Economie espagnole : conséquence funeste de la hausse de TVA

Clément Solym - 18.12.2012

Edition - Economie - hausse de la TVA - secteur culturel - Espagne


Voilà plus de trois mois que l'Espagne a procédé à une hausse de son taux de TVA, et les premiers bilans s'affichent dans la presse, montrant comment et combien cette mesure a affecté l'économie espagnole. Tant pour les consommateurs, que, par conséquent, sur le commerce, plus globalement. C'est que l'impôt indirect n'épargne personne. Et sanctionne tout le monde. 

 

 

Paperwork

kozumel, (CC BY-ND 2.0)

 

 

Si la TVA dispose d'un taux réduit en Espagne aussi, ce taux est appliqué au livre, comme c'est le cas en France. A ce titre, il est de 4 % pour les ouvrages de papier. Les fournitures scolaires sont toutefois taxées à 21 % de TVA. En revanche, pour le livre numérique, la TVA est passée de 18 % à 21 %. 

 

Les éditeurs espagnols avaient, à ce titre, et d'un commun accord, décidé en masse de ne pas appliquer la hausse de TVA sur les livres numériques, préférant assumer cette augmentation, plutôt que de perdre tout le travail réalisé auprès du public. « Des changements ont eu lieu dans l'industrie, pour assurer la promotion du livre numérique.
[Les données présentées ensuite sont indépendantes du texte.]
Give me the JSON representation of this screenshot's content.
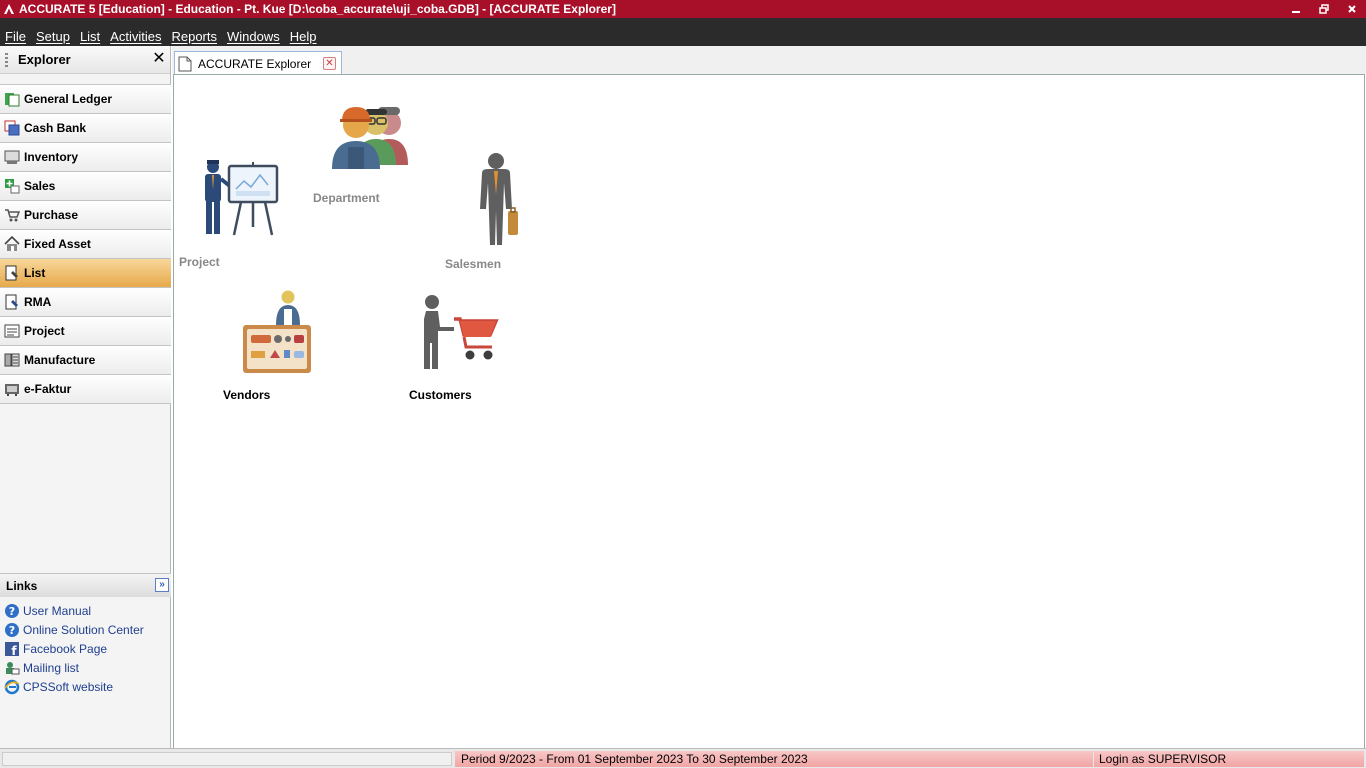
{
  "window": {
    "title": "ACCURATE 5 [Education] - Education - Pt. Kue   [D:\\coba_accurate\\uji_coba.GDB] - [ACCURATE Explorer]",
    "title_color": "#a8102a"
  },
  "menu": {
    "items": [
      "File",
      "Setup",
      "List",
      "Activities",
      "Reports",
      "Windows",
      "Help"
    ]
  },
  "explorer": {
    "title": "Explorer",
    "close_icon": "close-icon",
    "items": [
      {
        "label": "General Ledger",
        "icon": "ledger-icon"
      },
      {
        "label": "Cash Bank",
        "icon": "cash-bank-icon"
      },
      {
        "label": "Inventory",
        "icon": "inventory-icon"
      },
      {
        "label": "Sales",
        "icon": "sales-icon"
      },
      {
        "label": "Purchase",
        "icon": "cart-icon"
      },
      {
        "label": "Fixed Asset",
        "icon": "house-icon"
      },
      {
        "label": "List",
        "icon": "list-icon",
        "active": true
      },
      {
        "label": "RMA",
        "icon": "rma-icon"
      },
      {
        "label": "Project",
        "icon": "project-icon"
      },
      {
        "label": "Manufacture",
        "icon": "manufacture-icon"
      },
      {
        "label": "e-Faktur",
        "icon": "efaktur-icon"
      }
    ],
    "active_color": "#e7a94a"
  },
  "links": {
    "title": "Links",
    "items": [
      {
        "label": "User Manual",
        "icon": "help-icon"
      },
      {
        "label": "Online Solution Center",
        "icon": "help-icon"
      },
      {
        "label": "Facebook Page",
        "icon": "facebook-icon"
      },
      {
        "label": "Mailing list",
        "icon": "mailing-list-icon"
      },
      {
        "label": "CPSSoft website",
        "icon": "ie-icon"
      }
    ]
  },
  "tab": {
    "label": "ACCURATE Explorer"
  },
  "content": {
    "items": {
      "project": {
        "label": "Project",
        "state": "disabled"
      },
      "department": {
        "label": "Department",
        "state": "disabled"
      },
      "salesmen": {
        "label": "Salesmen",
        "state": "disabled"
      },
      "vendors": {
        "label": "Vendors",
        "state": "enabled"
      },
      "customers": {
        "label": "Customers",
        "state": "enabled"
      }
    }
  },
  "status": {
    "period": "Period 9/2023 - From 01 September 2023 To 30 September 2023",
    "login": "Login as SUPERVISOR"
  }
}
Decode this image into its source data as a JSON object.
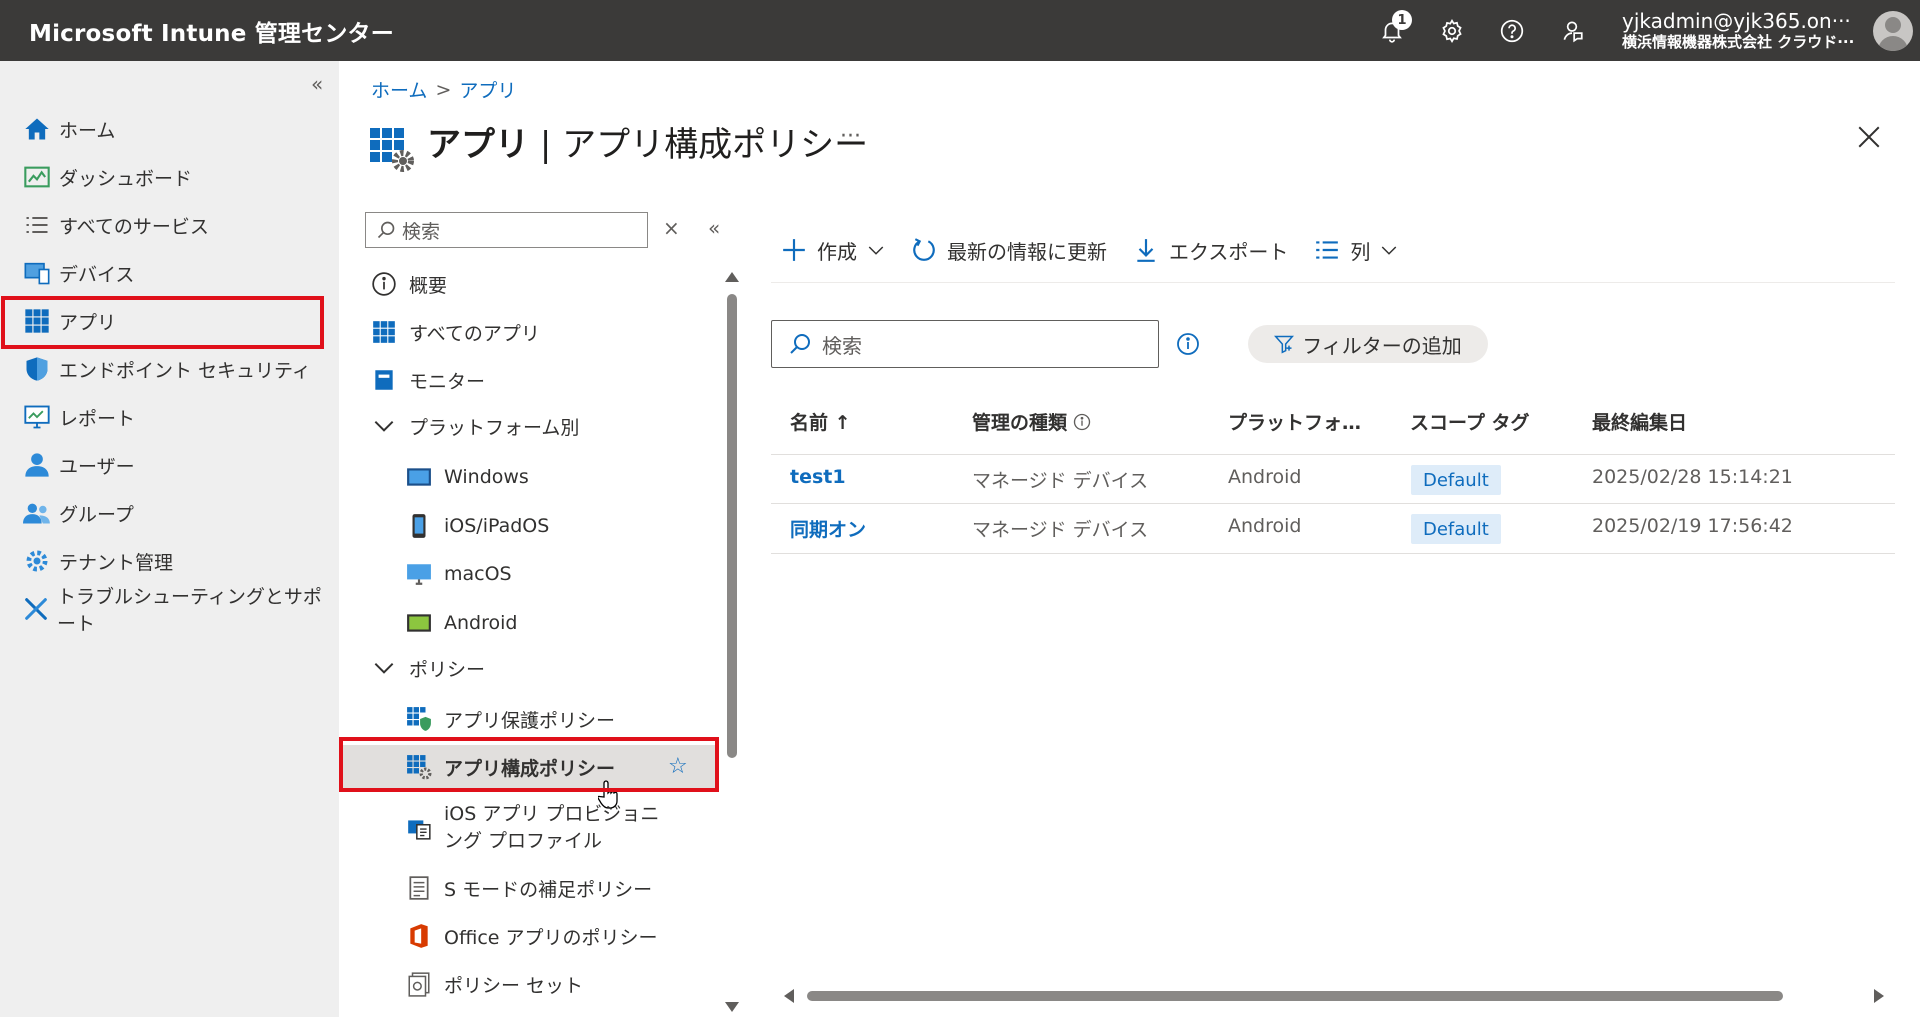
{
  "header": {
    "brand": "Microsoft Intune 管理センター",
    "notification_count": "1",
    "account_email": "yjkadmin@yjk365.on···",
    "account_tenant": "横浜情報機器株式会社 クラウド···"
  },
  "leftnav": {
    "collapse": "«",
    "items": [
      {
        "label": "ホーム",
        "icon": "home-icon"
      },
      {
        "label": "ダッシュボード",
        "icon": "dashboard-icon"
      },
      {
        "label": "すべてのサービス",
        "icon": "list-icon"
      },
      {
        "label": "デバイス",
        "icon": "devices-icon"
      },
      {
        "label": "アプリ",
        "icon": "apps-grid-icon"
      },
      {
        "label": "エンドポイント セキュリティ",
        "icon": "shield-icon"
      },
      {
        "label": "レポート",
        "icon": "report-icon"
      },
      {
        "label": "ユーザー",
        "icon": "user-icon"
      },
      {
        "label": "グループ",
        "icon": "group-icon"
      },
      {
        "label": "テナント管理",
        "icon": "tenant-gear-icon"
      },
      {
        "label": "トラブルシューティングとサポート",
        "icon": "wrench-icon"
      }
    ],
    "selected_index": 4
  },
  "breadcrumb": {
    "home": "ホーム",
    "sep": ">",
    "current": "アプリ"
  },
  "page": {
    "title_bold": "アプリ",
    "title_sep": "|",
    "title_rest": "アプリ構成ポリシー",
    "more": "···"
  },
  "resource_menu": {
    "search_placeholder": "検索",
    "clear": "×",
    "collapse": "«",
    "items": {
      "overview": "概要",
      "all_apps": "すべてのアプリ",
      "monitor": "モニター",
      "by_platform": "プラットフォーム別",
      "windows": "Windows",
      "ios": "iOS/iPadOS",
      "macos": "macOS",
      "android": "Android",
      "policy": "ポリシー",
      "app_protection": "アプリ保護ポリシー",
      "app_config": "アプリ構成ポリシー",
      "ios_provisioning": "iOS アプリ プロビジョニング プロファイル",
      "s_mode": "S モードの補足ポリシー",
      "office": "Office アプリのポリシー",
      "policy_set": "ポリシー セット"
    },
    "favorite": "☆"
  },
  "toolbar": {
    "create": "作成",
    "refresh": "最新の情報に更新",
    "export": "エクスポート",
    "columns": "列"
  },
  "content": {
    "search_placeholder": "検索",
    "filter": "フィルターの追加"
  },
  "table": {
    "columns": [
      "名前 ↑",
      "管理の種類",
      "プラットフォ…",
      "スコープ タグ",
      "最終編集日"
    ],
    "rows": [
      {
        "name": "test1",
        "type": "マネージド デバイス",
        "platform": "Android",
        "scope": "Default",
        "modified": "2025/02/28 15:14:21"
      },
      {
        "name": "同期オン",
        "type": "マネージド デバイス",
        "platform": "Android",
        "scope": "Default",
        "modified": "2025/02/19 17:56:42"
      }
    ]
  },
  "colors": {
    "topbar": "#3b3a39",
    "accent": "#0f6cbd",
    "highlight": "#e0101a",
    "nav_bg": "#efefef"
  }
}
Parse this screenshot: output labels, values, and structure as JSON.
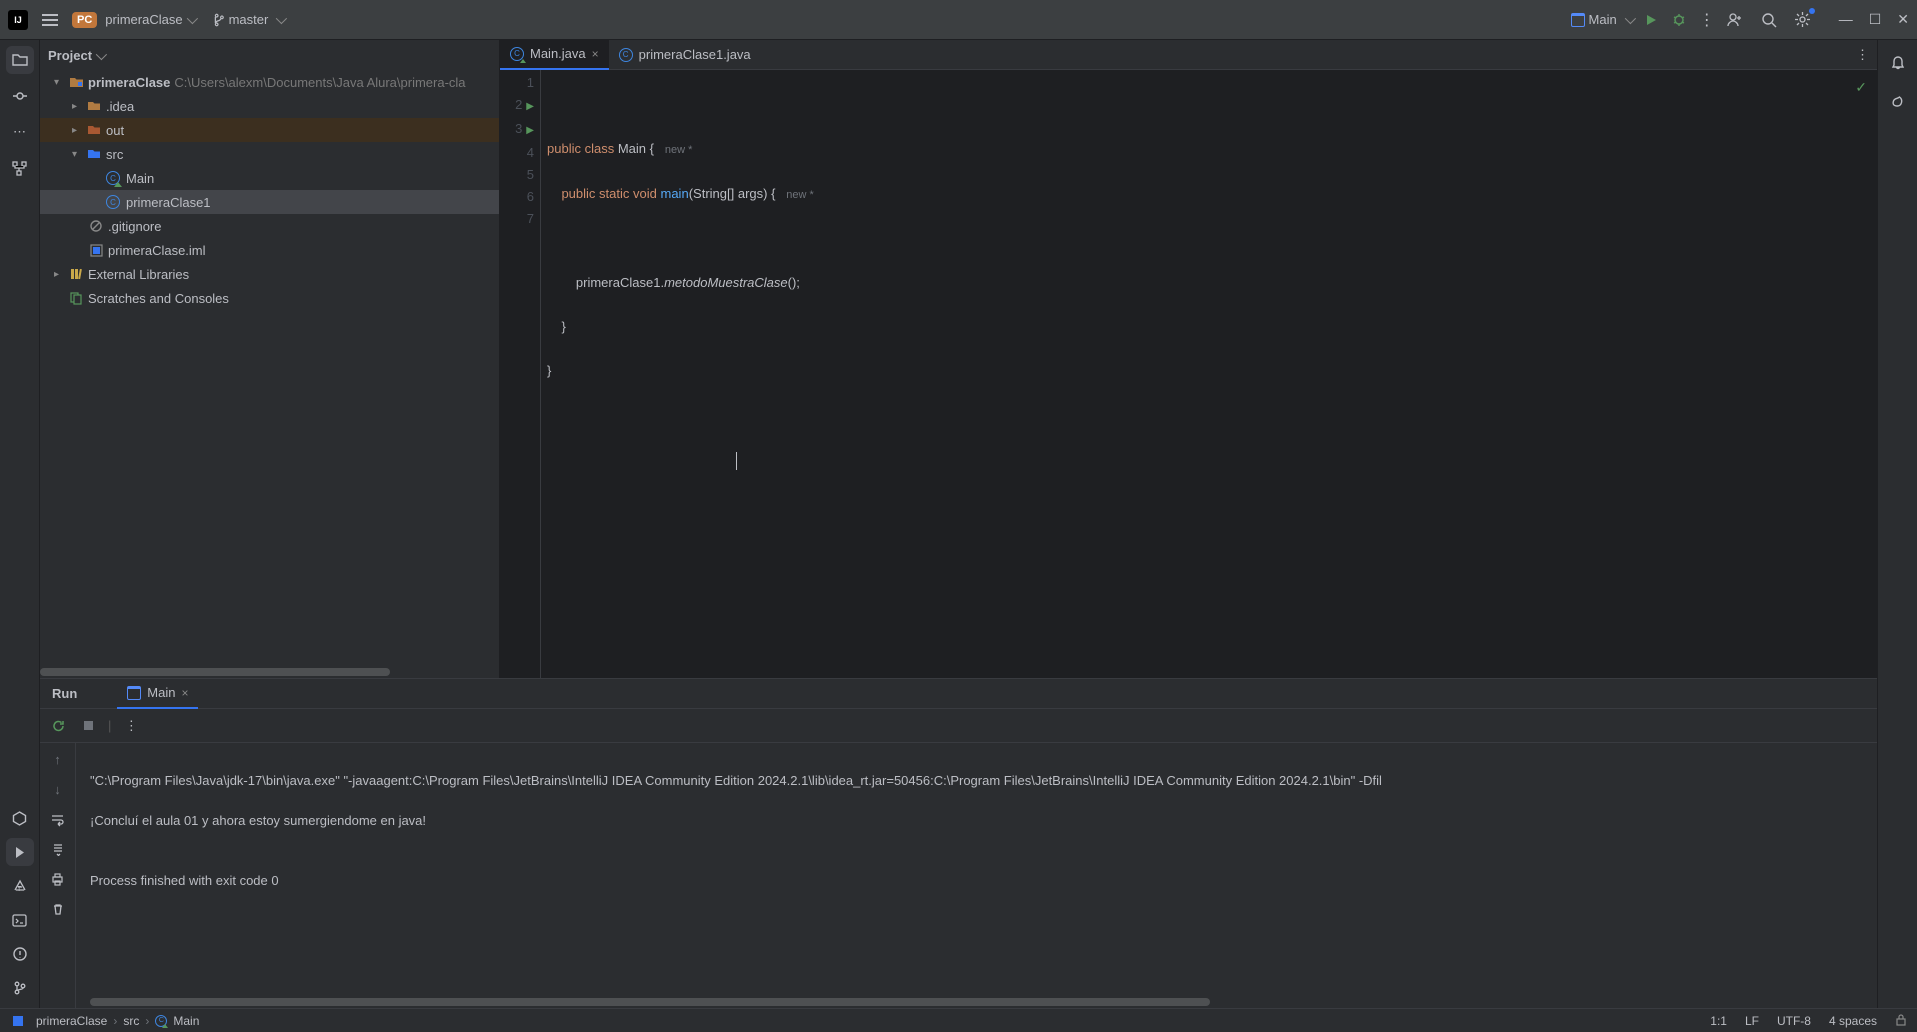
{
  "titlebar": {
    "logo_text": "IJ",
    "project_badge": "PC",
    "project_name": "primeraClase",
    "vcs_branch": "master",
    "run_config_name": "Main"
  },
  "project_panel": {
    "header": "Project",
    "root_name": "primeraClase",
    "root_path": "C:\\Users\\alexm\\Documents\\Java Alura\\primera-cla",
    "items": {
      "idea": ".idea",
      "out": "out",
      "src": "src",
      "main": "Main",
      "primeraClase1": "primeraClase1",
      "gitignore": ".gitignore",
      "iml": "primeraClase.iml",
      "ext_lib": "External Libraries",
      "scratches": "Scratches and Consoles"
    }
  },
  "tabs": {
    "main": "Main.java",
    "clase1": "primeraClase1.java"
  },
  "editor": {
    "line_numbers": [
      "1",
      "2",
      "3",
      "4",
      "5",
      "6",
      "7"
    ],
    "hint_new": "new *",
    "tokens": {
      "public": "public",
      "class": "class",
      "Main": "Main",
      "static": "static",
      "void": "void",
      "main": "main",
      "String": "String",
      "args": "args",
      "primeraClase1": "primeraClase1",
      "metodo": "metodoMuestraClase"
    }
  },
  "run": {
    "label": "Run",
    "tab_name": "Main",
    "console_line1": "\"C:\\Program Files\\Java\\jdk-17\\bin\\java.exe\" \"-javaagent:C:\\Program Files\\JetBrains\\IntelliJ IDEA Community Edition 2024.2.1\\lib\\idea_rt.jar=50456:C:\\Program Files\\JetBrains\\IntelliJ IDEA Community Edition 2024.2.1\\bin\" -Dfil",
    "console_line2": "¡Concluí el aula 01 y ahora estoy sumergiendome en java!",
    "console_line3": "",
    "console_line4": "Process finished with exit code 0"
  },
  "breadcrumb": {
    "root": "primeraClase",
    "src": "src",
    "main": "Main"
  },
  "status": {
    "pos": "1:1",
    "eol": "LF",
    "encoding": "UTF-8",
    "indent": "4 spaces"
  }
}
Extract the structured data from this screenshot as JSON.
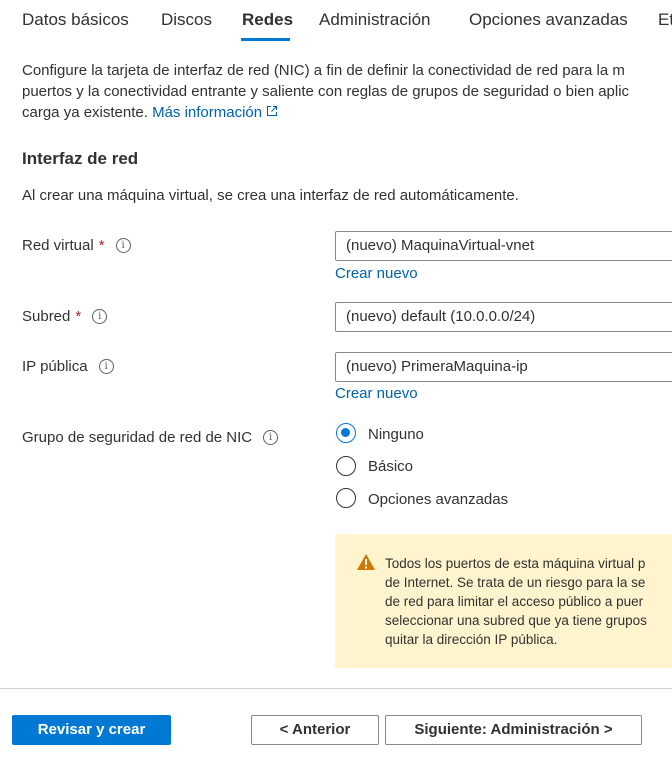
{
  "tabs": [
    {
      "label": "Datos básicos"
    },
    {
      "label": "Discos"
    },
    {
      "label": "Redes"
    },
    {
      "label": "Administración"
    },
    {
      "label": "Opciones avanzadas"
    },
    {
      "label": "Et"
    }
  ],
  "description": {
    "line1": "Configure la tarjeta de interfaz de red (NIC) a fin de definir la conectividad de red para la m",
    "line2": "puertos y la conectividad entrante y saliente con reglas de grupos de seguridad o bien aplic",
    "line3": "carga ya existente.",
    "more_link": "Más información"
  },
  "section": {
    "title": "Interfaz de red",
    "subtitle": "Al crear una máquina virtual, se crea una interfaz de red automáticamente."
  },
  "fields": {
    "vnet": {
      "label": "Red virtual",
      "required": "*",
      "value": "(nuevo) MaquinaVirtual-vnet",
      "create": "Crear nuevo"
    },
    "subnet": {
      "label": "Subred",
      "required": "*",
      "value": "(nuevo) default (10.0.0.0/24)"
    },
    "public_ip": {
      "label": "IP pública",
      "value": "(nuevo) PrimeraMaquina-ip",
      "create": "Crear nuevo"
    },
    "nsg": {
      "label": "Grupo de seguridad de red de NIC",
      "options": [
        "Ninguno",
        "Básico",
        "Opciones avanzadas"
      ],
      "selected": "Ninguno"
    }
  },
  "warning": {
    "lines": [
      "Todos los puertos de esta máquina virtual p",
      "de Internet. Se trata de un riesgo para la se",
      "de red para limitar el acceso público a puer",
      "seleccionar una subred que ya tiene grupos",
      "quitar la dirección IP pública."
    ]
  },
  "footer": {
    "review": "Revisar y crear",
    "previous": "< Anterior",
    "next": "Siguiente: Administración >"
  },
  "colors": {
    "accent": "#0078d4",
    "link": "#0062ad",
    "warning_bg": "#fff4ce",
    "warning_icon": "#d47500",
    "required": "#a4262c"
  }
}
Le premier est la baisse du prix de vente des ebooks, qui sont maintenant 60 % moins chers qu'un an plus tôt. Alors, essayons de continuer à parier sur la question du prix. Nous tirons profit de ces tarifs bas, et que pour le saut vers la lecture numérique se fasse, il ne faut pas entraver la politique tarifaire », expliquait Xavier Solà, directeur de la librairie casadelibro.com.

 

Globalement, la presse espagnole constate que la hausse du taux a eu un impact négatif dans tous les secteurs, avec une interrogation simple : pourquoi le gouvernement a-t-il décidé d'augmenter le montant à verser, alors que cela a des retombées si négatives pour l'économie du pays. 

 

Plusieurs secteurs ont été frappés, tourisme, agriculture, pêche, et du côté des festivals ou des activités nocturnes on accuse une baisse de 29 % du chiffre d'affaires. Les foyers espagnols perdraient d'ailleurs 470 € par an, selon l'Organización de Consumidores. 

 

Le directeur du théâtre del Canal, à Madrid, s'est récemment insurgé contre cette situation, alors que son secteur, de même que les cinémas, les parcs d'attractions ou les concerts, sont passés de 8 % à 21 %. Pour le monde de la culture, cette situation a des effets particulièrement négatifs, explique Albert Boadella. Selon lui, le gouvernement a pris cette décision sans aucune consultation, ni même prendre la température sur les graves problèmes qu'allait rencontrer le secteur. 

 

« Ça me dérange que les magazines pornos payent une TVA de 4 %, et qu'[une pièce de] Calderon soit à 21 % », explique-t-il, volontairement provocateur. « Celui qui a décidé cela a de graves problèmes avec la culture, et n'a aucune sensibilité. »

 

De son côté, le président de Grupo Planeta avait frappé du poing sur la table, réclament que soit instaurée une TVA à 4 % sur les ebooks, comme pour les livres papiers. Une harmonisation dont on sait pourtant qu'elle est contraire aux directives européennes, pour qui  le livre numérique est un service, et non un produit. José Manuel Lara n'y était pas allé par quatre chemins : soit l'ebook passait à 4 %, soit il prenait la direction du Luxembourg, avec son groupe sous le bras.